Literature in translation in all these countries is much, much more popular than in the United States. I think we translate less than a tenth of the amount of literature that’s written in any European language, which is shocking. The famous figure here is that an average of three percent of books are translations, and that includes not just literary translations, but all translations. Whereas in Europe the number ranges from thirty to sixty percent depending on what country you’re in. That’s a different attitude. Here in New York it’s a bit artificial; New York is full of readers and you have more of a European readership quotient in the city. But in the country as a whole, not so much.

RIBBLE: Why do you think there are so few translations?

BERNOFSKY: I think our publishing industry has discovered that you can make more money with books written in English and has kind of given up on trying to create a readership. I do believe that if you publish something and market it properly, you can bring it to a large readership. There are always exceptions in translation. The Name of the Rose: that was certainly an international, translated best-seller. The Reader, most recently—a book I don’t like very much—got on Oprah and then was a huge best-seller, and that’s a translation from the German. Dictionary of the Khazars was one too. There are always these blockbusters that are translated, so it’s certainly possible to market a book like that, but the publisher has to decide to make a book a bestseller. And you can’t always force it.

Of course if you don’t market a book at all, it’s predictable what’s going to become of it. A lot of the smaller publishers that are specializing in translation now don’t really have much of a marketing budget. They do a lot with social media, which is price-effective, and they do a lot with word-of-mouth, and they do a lot with hip events, appealing to younger readers.

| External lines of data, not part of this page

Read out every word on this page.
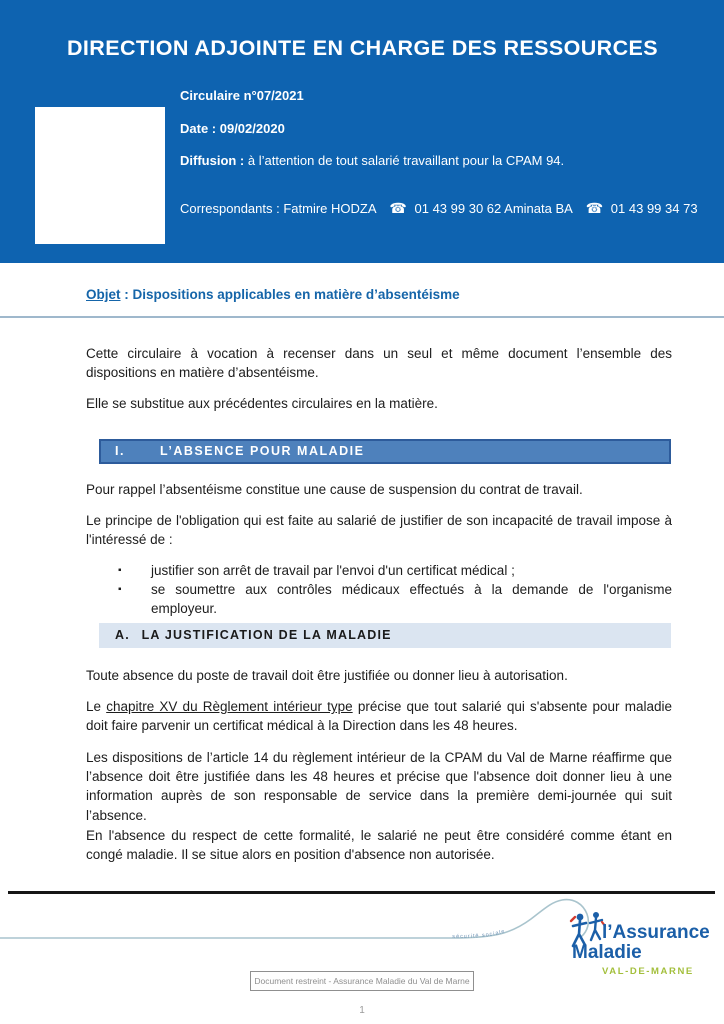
DIRECTION ADJOINTE EN CHARGE DES RESSOURCES
Circulaire n°07/2021
Date : 09/02/2020
Diffusion : à l’attention de tout salarié travaillant pour la CPAM 94.
Correspondants : Fatmire HODZA ☎ 01 43 99 30 62 Aminata BA ☎ 01 43 99 34 73
Objet : Dispositions applicables en matière d’absentéisme
Cette circulaire à vocation à recenser dans un seul et même document l’ensemble des dispositions en matière d’absentéisme.
Elle se substitue aux précédentes circulaires en la matière.
I.	L’ABSENCE POUR MALADIE
Pour rappel l’absentéisme constitue une cause de suspension du contrat de travail.
Le principe de l'obligation qui est faite au salarié de justifier de son incapacité de travail impose à l'intéressé de :
▪	justifier son arrêt de travail par l'envoi d'un certificat médical ;
▪	se soumettre aux contrôles médicaux effectués à la demande de l'organisme employeur.
A. LA JUSTIFICATION DE LA MALADIE
Toute absence du poste de travail doit être justifiée ou donner lieu à autorisation.
Le chapitre XV du Règlement intérieur type précise que tout salarié qui s'absente pour maladie doit faire parvenir un certificat médical à la Direction dans les 48 heures.
Les dispositions de l’article 14 du règlement intérieur de la CPAM du Val de Marne réaffirme que l’absence doit être justifiée dans les 48 heures et précise que l'absence doit donner lieu à une information auprès de son responsable de service dans la première demi-journée qui suit l’absence.
En l'absence du respect de cette formalité, le salarié ne peut être considéré comme étant en congé maladie. Il se situe alors en position d'absence non autorisée.
sécurité sociale	l’Assurance
Maladie
VAL-DE-MARNE
Document restreint - Assurance Maladie du Val de Marne
1
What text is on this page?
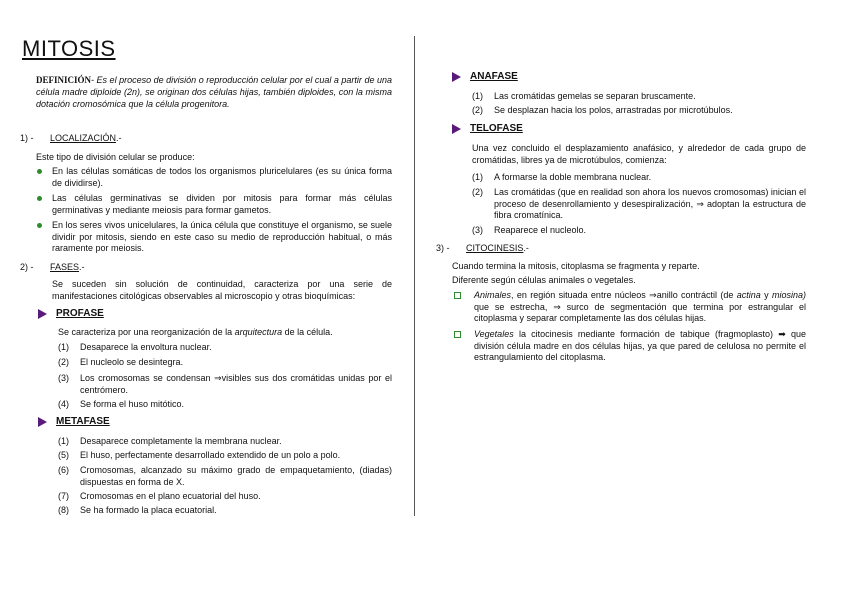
MITOSIS
DEFINICIÓN- Es el proceso de división o reproducción celular por el cual a partir de una célula madre diploide (2n), se originan dos células hijas, también diploides, con la misma dotación cromosómica que la célula progenitora.
1) - LOCALIZACIÓN.-
Este tipo de división celular se produce:
En las células somáticas de todos los organismos pluricelulares (es su única forma de dividirse).
Las células germinativas se dividen por mitosis para formar más células germinativas y mediante meiosis para formar gametos.
En los seres vivos unicelulares, la única célula que constituye el organismo, se suele dividir por mitosis, siendo en este caso su medio de reproducción habitual, o más raramente por meiosis.
2) - FASES.-
Se suceden sin solución de continuidad, caracteriza por una serie de manifestaciones citológicas observables al microscopio y otras bioquímicas:
PROFASE
Se caracteriza por una reorganización de la arquitectura de la célula.
(1) Desaparece la envoltura nuclear.
(2) El nucleolo se desintegra.
(3) Los cromosomas se condensan ⇒visibles sus dos cromátidas unidas por el centrómero.
(4) Se forma el huso mitótico.
METAFASE
(1) Desaparece completamente la membrana nuclear.
(5) El huso, perfectamente desarrollado extendido de un polo a polo.
(6) Cromosomas, alcanzado su máximo grado de empaquetamiento, (diadas) dispuestas en forma de X.
(7) Cromosomas en el plano ecuatorial del huso.
(8) Se ha formado la placa ecuatorial.
ANAFASE
(1) Las cromátidas gemelas se separan bruscamente.
(2) Se desplazan hacia los polos, arrastradas por microtúbulos.
TELOFASE
Una vez concluido el desplazamiento anafásico, y alrededor de cada grupo de cromátidas, libres ya de microtúbulos, comienza:
(1) A formarse la doble membrana nuclear.
(2) Las cromátidas (que en realidad son ahora los nuevos cromosomas) inician el proceso de desenrollamiento y desespiralización, ⇒ adoptan la estructura de fibra cromatínica.
(3) Reaparece el nucleolo.
3) - CITOCINESIS.-
Cuando termina la mitosis, citoplasma se fragmenta y reparte.
Diferente según células animales o vegetales.
Animales, en región situada entre núcleos ⇒anillo contráctil (de actina y miosina) que se estrecha, ⇒ surco de segmentación que termina por estrangular el citoplasma y separar completamente las dos células hijas.
Vegetales la citocinesis mediante formación de tabique (fragmoplasto) ➡ que división célula madre en dos células hijas, ya que pared de celulosa no permite el estrangulamiento del citoplasma.
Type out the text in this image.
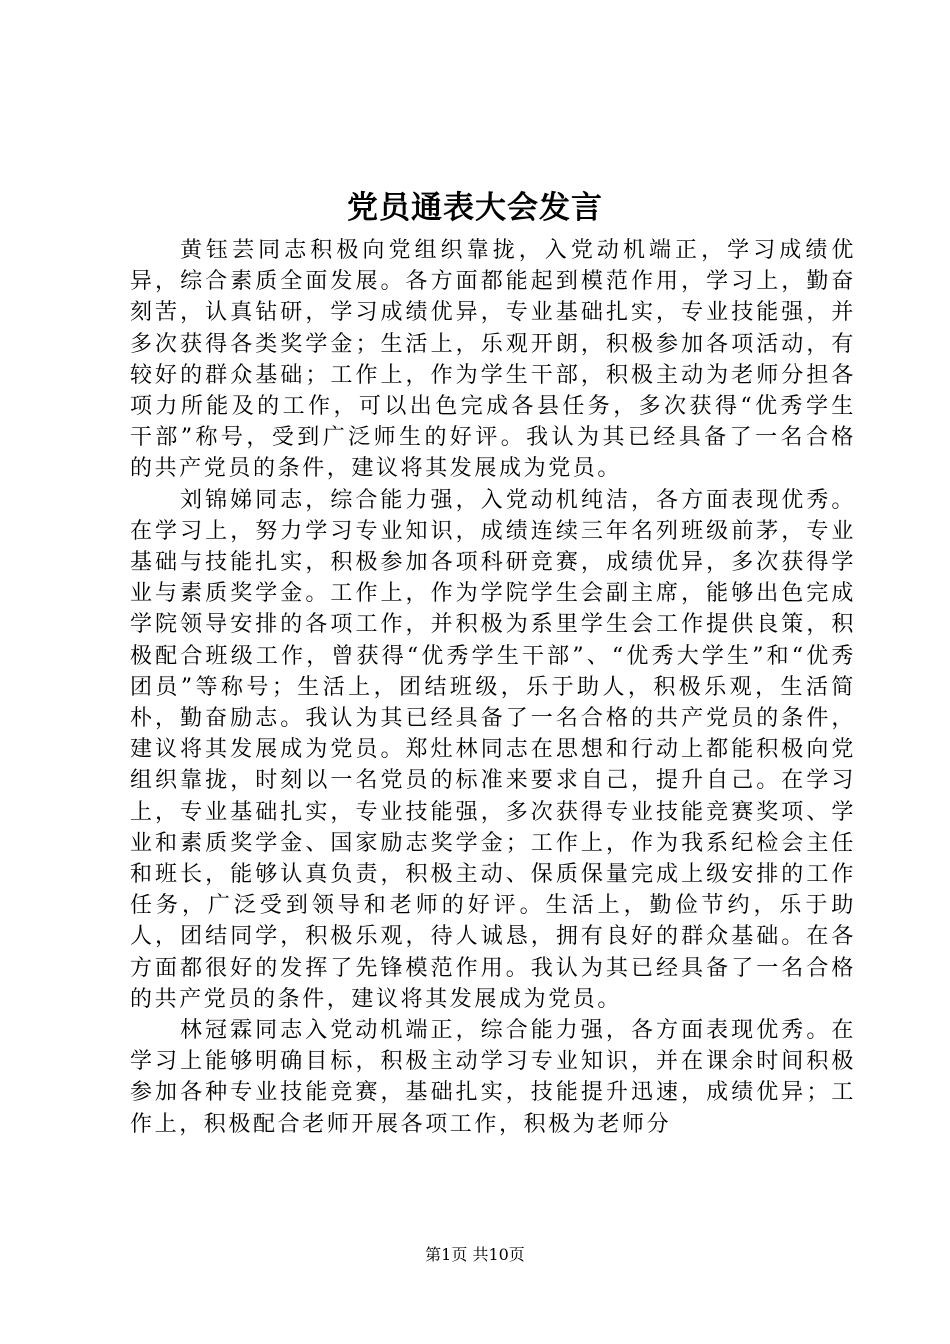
党员通表大会发言

黄钰芸同志积极向党组织靠拢，入党动机端正，学习成绩优异，综合素质全面发展。各方面都能起到模范作用，学习上，勤奋刻苦，认真钻研，学习成绩优异，专业基础扎实，专业技能强，并多次获得各类奖学金；生活上，乐观开朗，积极参加各项活动，有较好的群众基础；工作上，作为学生干部，积极主动为老师分担各项力所能及的工作，可以出色完成各县任务，多次获得“优秀学生干部”称号，受到广泛师生的好评。我认为其已经具备了一名合格的共产党员的条件，建议将其发展成为党员。

刘锦娣同志，综合能力强，入党动机纯洁，各方面表现优秀。在学习上，努力学习专业知识，成绩连续三年名列班级前茅，专业基础与技能扎实，积极参加各项科研竞赛，成绩优异，多次获得学业与素质奖学金。工作上，作为学院学生会副主席，能够出色完成学院领导安排的各项工作，并积极为系里学生会工作提供良策，积极配合班级工作，曾获得“优秀学生干部”、“优秀大学生”和“优秀团员”等称号；生活上，团结班级，乐于助人，积极乐观，生活简朴，勤奋励志。我认为其已经具备了一名合格的共产党员的条件，建议将其发展成为党员。郑灶林同志在思想和行动上都能积极向党组织靠拢，时刻以一名党员的标准来要求自己，提升自己。在学习上，专业基础扎实，专业技能强，多次获得专业技能竞赛奖项、学业和素质奖学金、国家励志奖学金；工作上，作为我系纪检会主任和班长，能够认真负责，积极主动、保质保量完成上级安排的工作任务，广泛受到领导和老师的好评。生活上，勤俭节约，乐于助人，团结同学，积极乐观，待人诚恳，拥有良好的群众基础。在各方面都很好的发挥了先锋模范作用。我认为其已经具备了一名合格的共产党员的条件，建议将其发展成为党员。

林冠霖同志入党动机端正，综合能力强，各方面表现优秀。在学习上能够明确目标，积极主动学习专业知识，并在课余时间积极参加各种专业技能竞赛，基础扎实，技能提升迅速，成绩优异；工作上，积极配合老师开展各项工作，积极为老师分

第1页 共10页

That gets you one city at a time, and you do that on a national level. But still, in large part, grant funding from the various countries the books are being translated from is sustaining all of that. But I’m still very happy that there’s a crop of half a dozen smaller publishers that are diligently turning out translation after translation.

RIBBLE: Do you read differently as just a reader than you do as a translator?

BERNOFSKY: When you sit down to translate and you start taking the sentences apart at the seams, looking at how they’re put together, and then make English sentences and try to cobble it all back together again, it becomes apparent what the author was really doing. As a reader, the spell is cast on you. But as the translator, you’re actually having to look at how exactly the spell is cast. It’s invariably more complicated than it seemed like it was going to be.

Every time I sit down to translate a book, I immediately realize that I haven’t given myself enough time, that I needed a longer deadline, that I’m not getting paid enough, and that it’s too hard for me!

RIBBLE: But it works out.

BERNOFSKY: Someone else has to be the judge of that.